Ig held up in the partly open door with the knife. It had been made over into a guest room a few years earlier and was as coolly impersonal as a room at the Ramada. His brother slept on his back, a hand flung over his eyes. He made a muttering sound of disgust, and smacked his lips. Ig’s gaze swept the night table, and he saw a box of Benadryl. Ig had gotten the asthma, while his brother was allergic to everything: bees, peanuts, pollen, cat hair, New Hampshire, anonymity. The muttering and the mumbling-that was the allergy medication, which always put Terry into a heavy but curiously restless sleep. He made thoughtful humming sounds, as if coming to grave but important conclusions.
Ig crept to the bedside and sat on the night table, holding the knife. Without any heat or rage in him at all, he considered sinking it into Terry’s chest. He could conceptualize the act quite clearly, how he would put a knee on him first to pin him to the bed, find a space between two ribs, and push the knife in with both hands while Terry struggled up toward consciousness.
He wasn’t going to kill Terry. Couldn’t. Ig doubted he could even stab Lee Tourneau to death while he slept.
“Keith Richards,” Terry said quite clearly, and Ig was so surprised he jumped lightly to his feet. “Love the fuckin’ show.”
Ig studied him, waited for him to lift his arm away from his eyes and sit up, blinking blearily, but he wasn’t awake, just talking in his sleep.
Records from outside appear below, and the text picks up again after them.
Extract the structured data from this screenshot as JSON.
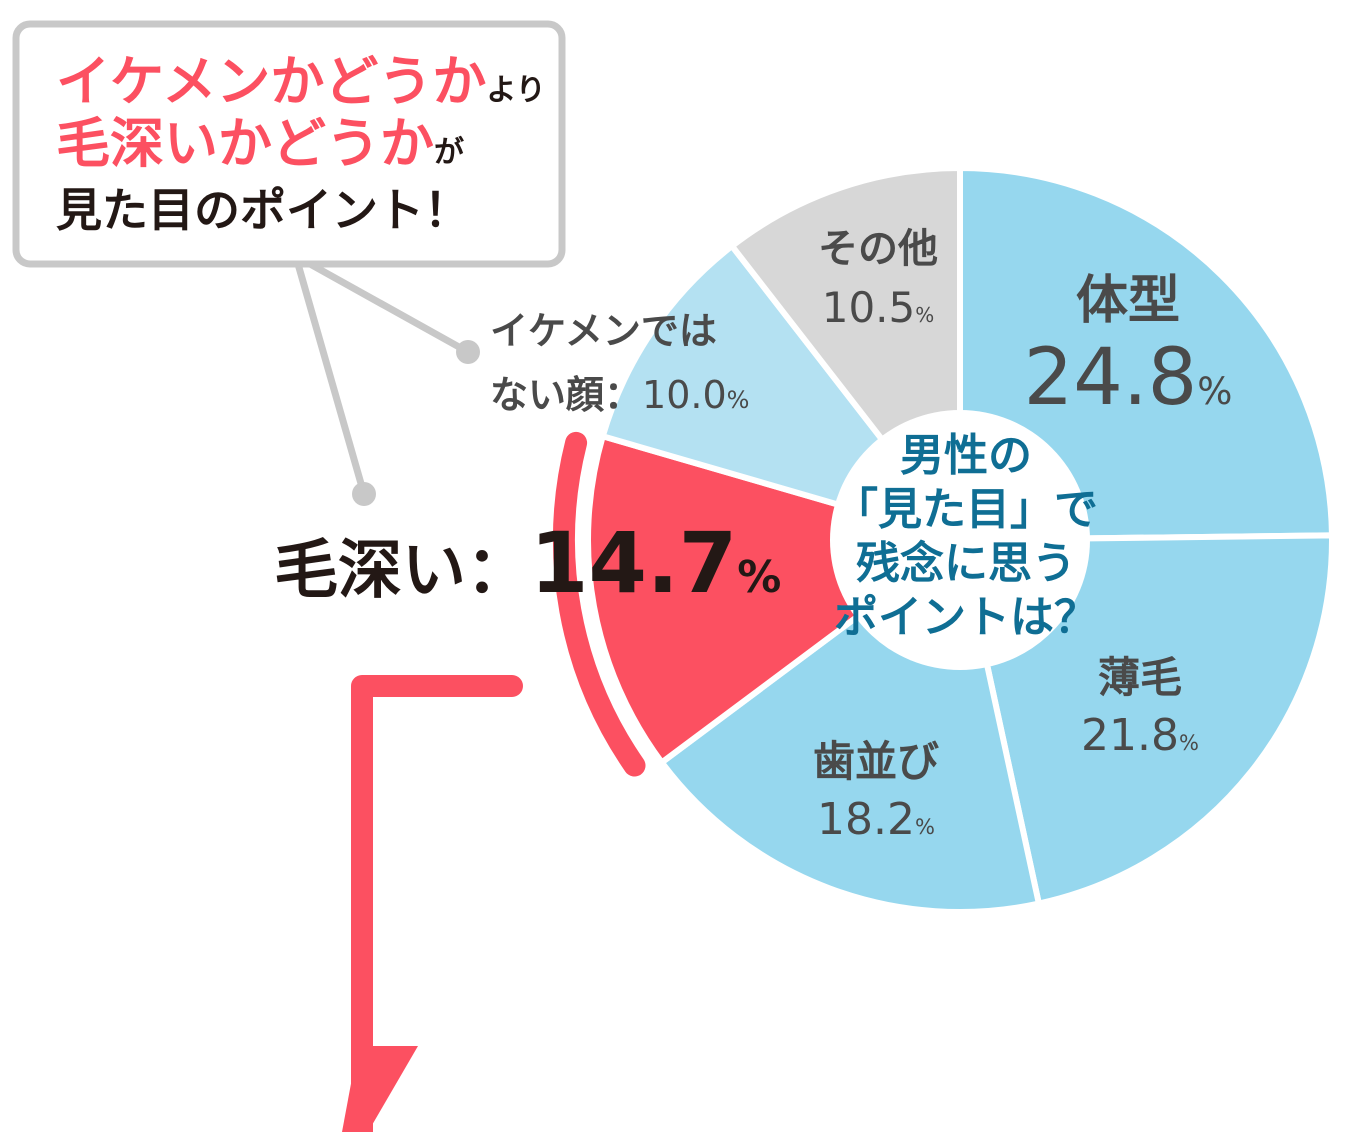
{
  "callout": {
    "line1_main": "イケメンかどうか",
    "line1_suffix": "より",
    "line2_main": "毛深いかどうか",
    "line2_suffix": "が",
    "line3": "見た目のポイント！"
  },
  "chart_data": {
    "type": "pie",
    "center_label": [
      "男性の",
      "「見た目」で",
      "残念に思う",
      "ポイントは？"
    ],
    "unit": "%",
    "slices": [
      {
        "label": "体型",
        "value": 24.8,
        "value_text": "24.8",
        "color": "#96d7ee"
      },
      {
        "label": "薄毛",
        "value": 21.8,
        "value_text": "21.8",
        "color": "#96d7ee"
      },
      {
        "label": "歯並び",
        "value": 18.2,
        "value_text": "18.2",
        "color": "#96d7ee"
      },
      {
        "label": "毛深い",
        "value": 14.7,
        "value_text": "14.7",
        "color": "#fc5061",
        "highlight": true
      },
      {
        "label_lines": [
          "イケメンでは",
          "ない顔"
        ],
        "value": 10.0,
        "value_text": "10.0",
        "color": "#b4e1f2"
      },
      {
        "label": "その他",
        "value": 10.5,
        "value_text": "10.5",
        "color": "#d7d7d7"
      }
    ]
  },
  "colors": {
    "accent": "#fc5061",
    "center_text": "#0f6e94",
    "label_text": "#4a4a4a",
    "highlight_text": "#231815",
    "callout_border": "#c8c8c8"
  }
}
Talking about Hollywood, about his fucking job, rubbing elbows with famous rock stars, getting big ratings, nailing models. Vera was in the hospital, Ig had gone missing, and Terry was dreaming about the good times in the land of Hothouse. For a moment Ig was breathless with hate, his lungs struggling to fill with oxygen. Terry undoubtedly had a flight back to the West Coast tomorrow; he hated Bumpkinville, never stayed a minute longer than necessary even before Merrin died. Ig saw no reason to let him go back with all his fingers. Terry was so out of it that Ig could take his right hand, the trumpet hand, put it on the night table, and remove the fingers with one whack, all before he woke. If Ig had lost his great love, Terry could get by without his. Maybe he could learn to play the fucking kazoo.